ECLI:NL:CBB:2006:AY6914
College van Beroep voor het bedrijfsleven
- Eerste aanleg - meervoudig
- J.L.W. Aerts
- M.A. van der Ham
- M. van Duuren
- Rechtspraak.nl
Beroep tegen niet-ontvankelijkverklaring door de raad van tucht voor registeraccountants
In deze zaak heeft het College van Beroep voor het bedrijfsleven op 8 augustus 2006 uitspraak gedaan in een beroep van A v.o.f. tegen een beslissing van de raad van tucht voor registeraccountants en Accountants-Administratieconsulenten. De raad van tucht had op 30 mei 2005 een klacht van appellante niet-ontvankelijk verklaard. Appellante, vertegenwoordigd door haar gemachtigde A.J. van der Veen, had in 2003 een klacht ingediend tegen B AA, die niet ter zitting verscheen. De klacht betrof de verantwoordelijkheid van B AA voor de werkzaamheden die door Accountantskantoor D B.V. ten behoeve van appellante waren verricht. Appellante stelde dat B AA ten onrechte zelfstandigenaftrek had opgegeven in de aangifte inkomstenbelasting 1998.

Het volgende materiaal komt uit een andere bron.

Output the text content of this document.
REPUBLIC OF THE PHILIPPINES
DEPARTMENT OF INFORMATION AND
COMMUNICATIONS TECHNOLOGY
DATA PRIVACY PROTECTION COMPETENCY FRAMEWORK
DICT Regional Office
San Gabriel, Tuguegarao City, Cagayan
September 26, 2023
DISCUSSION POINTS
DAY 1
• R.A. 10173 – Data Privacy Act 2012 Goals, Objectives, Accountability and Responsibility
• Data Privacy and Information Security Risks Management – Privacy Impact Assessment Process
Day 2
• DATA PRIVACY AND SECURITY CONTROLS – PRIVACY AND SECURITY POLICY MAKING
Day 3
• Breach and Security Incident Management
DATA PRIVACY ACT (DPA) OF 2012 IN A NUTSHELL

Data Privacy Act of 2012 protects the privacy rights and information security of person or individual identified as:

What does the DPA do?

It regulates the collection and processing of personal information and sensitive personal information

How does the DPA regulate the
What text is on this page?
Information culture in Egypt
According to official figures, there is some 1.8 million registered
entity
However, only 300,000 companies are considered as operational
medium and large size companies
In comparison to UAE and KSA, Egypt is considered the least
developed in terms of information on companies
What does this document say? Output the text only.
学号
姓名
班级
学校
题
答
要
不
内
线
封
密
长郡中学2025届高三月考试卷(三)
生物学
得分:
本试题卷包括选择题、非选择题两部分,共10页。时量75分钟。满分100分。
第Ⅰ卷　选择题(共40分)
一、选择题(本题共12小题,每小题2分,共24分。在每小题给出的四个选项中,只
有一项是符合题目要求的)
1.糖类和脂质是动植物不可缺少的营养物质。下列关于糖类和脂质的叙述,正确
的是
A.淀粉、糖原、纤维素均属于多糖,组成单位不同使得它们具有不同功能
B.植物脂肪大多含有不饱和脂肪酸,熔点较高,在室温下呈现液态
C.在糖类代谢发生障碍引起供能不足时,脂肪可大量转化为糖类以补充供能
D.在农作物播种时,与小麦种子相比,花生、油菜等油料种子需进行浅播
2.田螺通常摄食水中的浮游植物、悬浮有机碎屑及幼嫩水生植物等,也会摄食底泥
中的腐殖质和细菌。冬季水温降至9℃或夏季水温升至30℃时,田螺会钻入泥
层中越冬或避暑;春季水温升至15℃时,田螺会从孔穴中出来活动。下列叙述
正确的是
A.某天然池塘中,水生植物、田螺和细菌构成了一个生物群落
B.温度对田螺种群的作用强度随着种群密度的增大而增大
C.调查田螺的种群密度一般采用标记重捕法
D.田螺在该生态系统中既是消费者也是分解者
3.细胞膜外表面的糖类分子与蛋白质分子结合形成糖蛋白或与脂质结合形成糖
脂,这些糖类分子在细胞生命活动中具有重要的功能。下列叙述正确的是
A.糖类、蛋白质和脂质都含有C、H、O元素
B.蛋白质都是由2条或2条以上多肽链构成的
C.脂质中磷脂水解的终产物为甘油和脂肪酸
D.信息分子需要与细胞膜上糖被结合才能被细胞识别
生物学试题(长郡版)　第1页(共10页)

Het College heeft de feiten zoals vastgesteld door de raad van tucht overgenomen, aangezien daartegen geen grieven zijn ingediend. Appellante voerde aan dat de raad van tucht ten onrechte had overwogen dat drs. C AA verantwoordelijk was voor de werkzaamheden, terwijl B AA de directeur en enig aandeelhouder van de vennootschap was. Het College oordeelde dat de raad van tucht terecht had vastgesteld dat B AA niet verantwoordelijk was voor de werkzaamheden, omdat drs. C AA de werkzaamheden had verricht en tuchtrechtelijk verantwoordelijk was.
Het College concludeerde dat de grieven van appellante faalden en verwierp het beroep. De beslissing van het College berustte op titel IV van de Wet op de Accountants-Administratieconsulenten, die de procedure en de verantwoordelijkheden binnen het accountantsberoep regelt. De uitspraak benadrukt het belang van de vaststelling van verantwoordelijkheden binnen de accountancy en de rol van de raad van tucht in het beoordelen van klachten.